Victims of discrimination in the work place who voluntarily quit a position must show constructive discharge to recover back pay and reinstatement. Marten Transport, Ltd. v. DILHR, 176 Wis. 2d 1012, 501 N.W.2d 391 (1993).

Evidence of acts occurring outside of the sub. (1) 300-day statute of limitations period may be admitted as proof of a state of mind for acts during a relevant time. Abbyland Processing v. LIRC, 206 Wis. 2d 309, 557 N.W.2d 419 (Ct. App. 1996), 96-1119.

What constitutes reasonable diligence under sub. (4) (c) is to be determined from all the facts of a case. U. S. Paper Converters, Inc. v. LIRC, 208 Wis. 2d 523, 561 N.W.2d 756 (Ct. App. 1997), 96-2055.
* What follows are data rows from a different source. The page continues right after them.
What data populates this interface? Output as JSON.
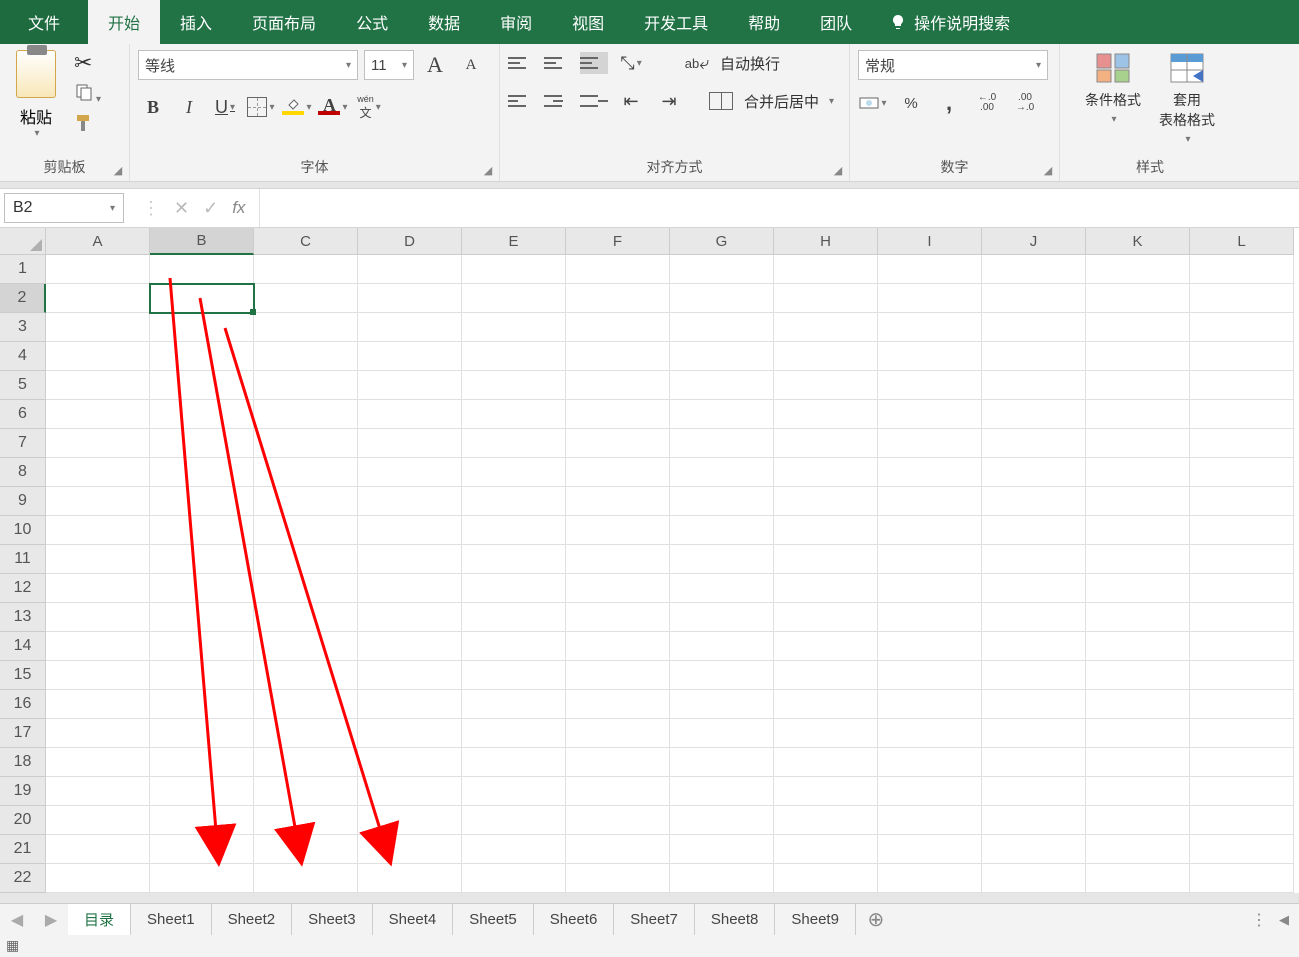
{
  "tabs": {
    "file": "文件",
    "home": "开始",
    "insert": "插入",
    "layout": "页面布局",
    "formulas": "公式",
    "data": "数据",
    "review": "审阅",
    "view": "视图",
    "developer": "开发工具",
    "help": "帮助",
    "team": "团队",
    "search": "操作说明搜索"
  },
  "clipboard": {
    "paste": "粘贴",
    "group": "剪贴板"
  },
  "font": {
    "name": "等线",
    "size": "11",
    "group": "字体",
    "wen_top": "wén",
    "wen_char": "文",
    "a": "A",
    "b": "B",
    "i": "I",
    "u": "U"
  },
  "alignment": {
    "wrap": "自动换行",
    "merge": "合并后居中",
    "group": "对齐方式",
    "ab": "ab"
  },
  "number": {
    "format": "常规",
    "group": "数字",
    "percent": "%",
    "comma": ",",
    "inc": ".0",
    "inc2": ".00",
    "dec": ".00",
    "dec2": ".0"
  },
  "styles": {
    "cond": "条件格式",
    "table": "套用\n表格格式",
    "group": "样式"
  },
  "namebox": "B2",
  "columns": [
    "A",
    "B",
    "C",
    "D",
    "E",
    "F",
    "G",
    "H",
    "I",
    "J",
    "K",
    "L"
  ],
  "rows": [
    "1",
    "2",
    "3",
    "4",
    "5",
    "6",
    "7",
    "8",
    "9",
    "10",
    "11",
    "12",
    "13",
    "14",
    "15",
    "16",
    "17",
    "18",
    "19",
    "20",
    "21",
    "22"
  ],
  "selected": {
    "col": 1,
    "row": 1
  },
  "sheets": {
    "active": "目录",
    "list": [
      "Sheet1",
      "Sheet2",
      "Sheet3",
      "Sheet4",
      "Sheet5",
      "Sheet6",
      "Sheet7",
      "Sheet8",
      "Sheet9"
    ]
  }
}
Abbyland clearly held that compensation discrimination is actionable if an employee received payment within the 300-day period before filing his or her complaint pursuant to a discriminatory compensation decision. It does not matter that the discriminatory compensation decision was made before the 300-day period, nor does it matter when the employee became aware of the discrimination. Rice Lake Harley Davidson v. Labor and Industry Review Commission, 2014 WI App 104, 357 Wis. 2d 621, 855 N.W.2d 882, 14-0013.

A prevailing complainant is entitled to reasonable attorney fees under subch. II of ch. 111. A plaintiff is a prevailing party if he or she succeeds on any significant issue in litigation that achieves some of the benefit he or she sought in bringing suit. That the award of fees must be reasonable did not mean that because the complainant in this case received less than 10 percent of the back pay she requested, she was entitled to only 10 percent of the attorney fees she requested. Rice Lake Harley Davidson v. Labor and Industry Review Commission, 2014 WI App 104, 357 Wis. 2d 621, 855 N.W.2d 882, 14-0013.

A proposed rule that would prohibit departmental employees from making public any information obtained under s. 111.36 [now s. 111.39] prior to the time an adjudicatory hearing takes place, if used as a blanket to prohibit persons from inspecting or copying public papers and records, would be in violation of s. 19.21. The open meetings law [now ss. 19.81 to 19.98] is discussed. 60 Atty. Gen. 43.

The department may proceed in a matter despite a settlement between the parties if the agreement does not eliminate the discrimination. The department may approve a settlement between the parties that does not provide full back pay if the agreement will eliminate the unlawful practice or act. 66 Atty. Gen. 28.

Under Title VII of the Civil Rights Act, to establish constructive discharge, the plaintiff must show that an abusive working environment became so intolerable that resignation qualified as a fitting response. Unless the plaintiff quits in reasonable response to an employer-sanctioned adverse action officially changing his or her employment status, an employer may defend against a claim by showing that: 1) it had installed an accessible and effective policy for reporting and resolving sexual harassment complaints; and 2) the plaintiff unreasonably failed to use that preventive or remedial apparatus. Pennsylvania State Police v. Suders, 542 U.S. 129, 159 L. Ed 2d 204, 124 S. Ct. 2342 (2004).